L'anarchico Paoli che fece nel '68? Partecipò?
"Smisi di cantare. All'epoca si dovevano scrivere solo canzoni di protesta - la musica ha sempre le sue stagioni - e per tre anni feci l'oste a Levanto: piano bar, pista da ballo e pizzeria. Ma dipinsi tutto di rosso. Anche perché nel Comune c'era un monocolore democristiano".

Lei ha partecipato a cinque Festival di Sanremo. Le è piaciuta l'ultima edizione?
"Non l'ho visto. Non guardo la Rai e Mediaset. I loro programmi non mi interessano. Vedo solo Fox Crime. Ma perché devo pagare il canone? La Rai non la voglio più vedere".

Eppure a Sanremo hanno trionfato i cantautori: Simone Cristicchi e Fabrizio Moro.
"Bei furbi. Ma non mi riferisco a loro due, che non conosco e magari sono pure bravi. Ma alla categoria. Che segue le mode: va il sociale? E vai con i poveracci. Va il disimpegno? E vai con il cazzeggio. Ora tornano i cantautori".

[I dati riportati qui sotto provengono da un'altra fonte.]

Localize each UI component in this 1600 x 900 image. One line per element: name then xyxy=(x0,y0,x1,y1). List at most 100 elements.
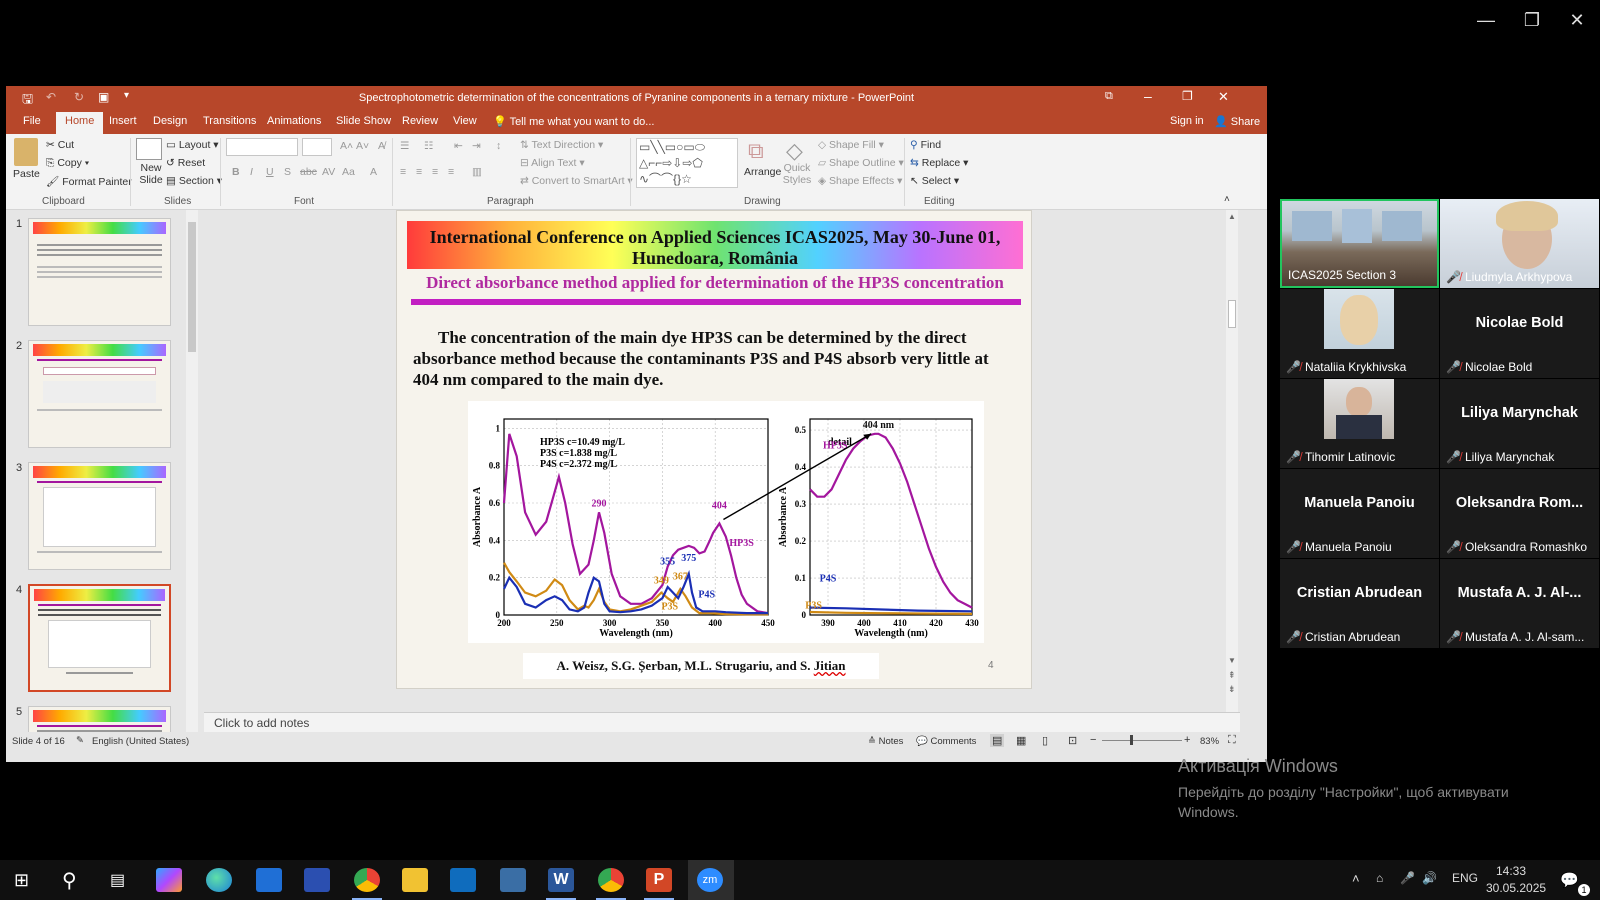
slide-sorter-icon[interactable]: ▦ xyxy=(1016,734,1026,747)
numbering-icon[interactable]: ☷ xyxy=(424,140,433,152)
reading-view-icon[interactable]: ▯ xyxy=(1042,734,1048,747)
notes-pane[interactable]: Click to add notes xyxy=(204,712,1240,732)
meet-now-icon[interactable]: ⌂ xyxy=(1376,871,1383,885)
word-icon[interactable]: W xyxy=(548,868,574,892)
previous-slide-icon[interactable]: ⇞ xyxy=(1228,670,1236,681)
bold-icon[interactable]: B xyxy=(232,166,240,178)
cut-button[interactable]: ✂ Cut xyxy=(46,139,74,151)
file-explorer-icon[interactable] xyxy=(402,868,428,892)
outlook-icon[interactable] xyxy=(450,868,476,892)
strikethrough-icon[interactable]: abc xyxy=(300,166,317,178)
format-painter-button[interactable]: 🖌 Format Painter xyxy=(46,175,132,188)
outer-restore-button[interactable]: ❐ xyxy=(1512,8,1552,32)
paste-icon[interactable] xyxy=(14,138,38,166)
notes-toggle[interactable]: ≙ Notes xyxy=(868,736,903,747)
slide-thumbnail-3[interactable] xyxy=(28,462,171,570)
shape-fill-button[interactable]: ◇ Shape Fill ▾ xyxy=(818,139,884,151)
clear-formatting-icon[interactable]: A̸ xyxy=(378,140,385,152)
section-button[interactable]: ▤ Section ▾ xyxy=(166,175,222,187)
align-right-icon[interactable]: ≡ xyxy=(432,166,438,178)
tab-home[interactable]: Home xyxy=(56,112,104,134)
search-icon[interactable]: ⚲ xyxy=(62,868,77,893)
zoom-icon[interactable]: zm xyxy=(697,868,723,892)
outer-minimize-button[interactable]: — xyxy=(1466,8,1506,32)
quick-styles-button[interactable]: Quick Styles xyxy=(782,162,812,186)
participant-tile[interactable]: Cristian Abrudean 🎤̸ Cristian Abrudean xyxy=(1280,559,1439,648)
replace-button[interactable]: ⇆ Replace ▾ xyxy=(910,157,968,169)
next-slide-icon[interactable]: ⇟ xyxy=(1228,684,1236,695)
select-button[interactable]: ↖ Select ▾ xyxy=(910,175,959,187)
clock-date[interactable]: 30.05.2025 xyxy=(1486,881,1546,895)
columns-icon[interactable]: ▥ xyxy=(472,166,482,178)
layout-button[interactable]: ▭ Layout ▾ xyxy=(166,139,219,151)
chrome-profile-icon[interactable] xyxy=(598,868,624,892)
tab-insert[interactable]: Insert xyxy=(109,115,137,127)
zoom-out-icon[interactable]: − xyxy=(1090,734,1096,746)
tab-slide-show[interactable]: Slide Show xyxy=(336,115,391,127)
find-button[interactable]: ⚲ Find xyxy=(910,139,941,151)
decrease-indent-icon[interactable]: ⇤ xyxy=(454,140,463,152)
scroll-up-icon[interactable]: ▲ xyxy=(1228,212,1236,221)
task-view-icon[interactable]: ▤ xyxy=(110,870,125,890)
outer-close-button[interactable]: ✕ xyxy=(1557,8,1597,32)
zoom-slider[interactable] xyxy=(1102,740,1182,741)
zoom-level[interactable]: 83% xyxy=(1200,736,1219,747)
collapse-ribbon-icon[interactable]: ˄ xyxy=(1224,194,1230,205)
font-size-dropdown[interactable] xyxy=(302,138,332,156)
slide-subtitle[interactable]: Direct absorbance method applied for det… xyxy=(407,273,1023,293)
participant-tile[interactable]: 🎤̸ Liudmyla Arkhypova xyxy=(1440,199,1599,288)
slideshow-icon[interactable]: ⊡ xyxy=(1068,734,1077,747)
new-slide-icon[interactable] xyxy=(136,138,162,160)
microphone-icon[interactable]: 🎤 xyxy=(1400,871,1415,885)
participant-tile[interactable]: Oleksandra Rom... 🎤̸ Oleksandra Romashko xyxy=(1440,469,1599,558)
align-text-button[interactable]: ⊟ Align Text ▾ xyxy=(520,157,585,169)
font-color-icon[interactable]: A xyxy=(370,166,377,178)
shrink-font-icon[interactable]: A˅ xyxy=(356,140,369,152)
participant-tile[interactable]: Nicolae Bold 🎤̸ Nicolae Bold xyxy=(1440,289,1599,378)
slide-thumbnail-5[interactable] xyxy=(28,706,171,732)
authors-box[interactable]: A. Weisz, S.G. Șerban, M.L. Strugariu, a… xyxy=(523,653,879,679)
shape-effects-button[interactable]: ◈ Shape Effects ▾ xyxy=(818,175,902,187)
sign-in-link[interactable]: Sign in xyxy=(1170,115,1204,127)
slide-thumbnail-1[interactable] xyxy=(28,218,171,326)
powerpoint-icon[interactable]: P xyxy=(646,868,672,892)
quick-styles-icon[interactable]: ◇ xyxy=(786,138,803,164)
windows-start-icon[interactable]: ⊞ xyxy=(14,870,29,891)
ribbon-display-options-icon[interactable]: ⧉ xyxy=(1105,90,1113,103)
participant-tile[interactable]: ICAS2025 Section 3 xyxy=(1280,199,1439,288)
copilot-icon[interactable] xyxy=(156,868,182,892)
notification-icon[interactable]: 💬 xyxy=(1560,871,1579,889)
minimize-button[interactable]: – xyxy=(1144,88,1152,104)
text-direction-button[interactable]: ⇅ Text Direction ▾ xyxy=(520,139,603,151)
participant-tile[interactable]: Mustafa A. J. Al-... 🎤̸ Mustafa A. J. Al-… xyxy=(1440,559,1599,648)
reset-button[interactable]: ↺ Reset xyxy=(166,157,205,169)
slide-thumbnail-4[interactable] xyxy=(28,584,171,692)
tell-me-box[interactable]: 💡 Tell me what you want to do... xyxy=(493,115,654,128)
shadow-icon[interactable]: S xyxy=(284,166,291,178)
spell-check-icon[interactable]: ✎ xyxy=(76,735,84,746)
restore-button[interactable]: ❐ xyxy=(1182,89,1193,103)
convert-smartart-button[interactable]: ⇄ Convert to SmartArt ▾ xyxy=(520,175,633,187)
participant-tile[interactable]: Liliya Marynchak 🎤̸ Liliya Marynchak xyxy=(1440,379,1599,468)
tab-animations[interactable]: Animations xyxy=(267,115,321,127)
zoom-in-icon[interactable]: + xyxy=(1184,734,1190,746)
slide-thumbnail-2[interactable] xyxy=(28,340,171,448)
conference-header[interactable]: International Conference on Applied Scie… xyxy=(407,221,1023,269)
participant-tile[interactable]: 🎤̸ Tihomir Latinovic xyxy=(1280,379,1439,468)
align-center-icon[interactable]: ≡ xyxy=(416,166,422,178)
tab-file[interactable]: File xyxy=(23,115,41,127)
tab-design[interactable]: Design xyxy=(153,115,187,127)
comments-toggle[interactable]: 💬 Comments xyxy=(916,736,976,747)
chrome-icon[interactable] xyxy=(354,868,380,892)
line-spacing-icon[interactable]: ↕ xyxy=(496,140,501,152)
tab-transitions[interactable]: Transitions xyxy=(203,115,256,127)
close-button[interactable]: ✕ xyxy=(1218,89,1229,105)
store-icon[interactable] xyxy=(256,868,282,892)
shapes-gallery[interactable]: ▭╲╲▭○▭⬭ △⌐⌐⇨⇩⇨⬠ ∿⌒⌒{}☆ xyxy=(636,138,738,188)
arrange-icon[interactable]: ⧉ xyxy=(748,138,764,164)
increase-indent-icon[interactable]: ⇥ xyxy=(472,140,481,152)
thumbnails-scroll-thumb[interactable] xyxy=(188,222,196,352)
copy-button[interactable]: ⎘ Copy ▾ xyxy=(46,157,89,170)
share-button[interactable]: 👤 Share xyxy=(1214,115,1260,128)
underline-icon[interactable]: U xyxy=(266,166,274,178)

Ma lei non ascolta la musica?
"Di ogni genere. Ma la musica va inghiottita da soli. L'ultimo concerto l'ho visto nel secolo scorso: Burt Bacharach e Dionne Warwick. Ora ascolto Rachmaninov".

Intanto ha dichiarato guerra alla Siae, la Societa italiana autori ed editori...
"No, basta, non solleviamo quel tombino lì".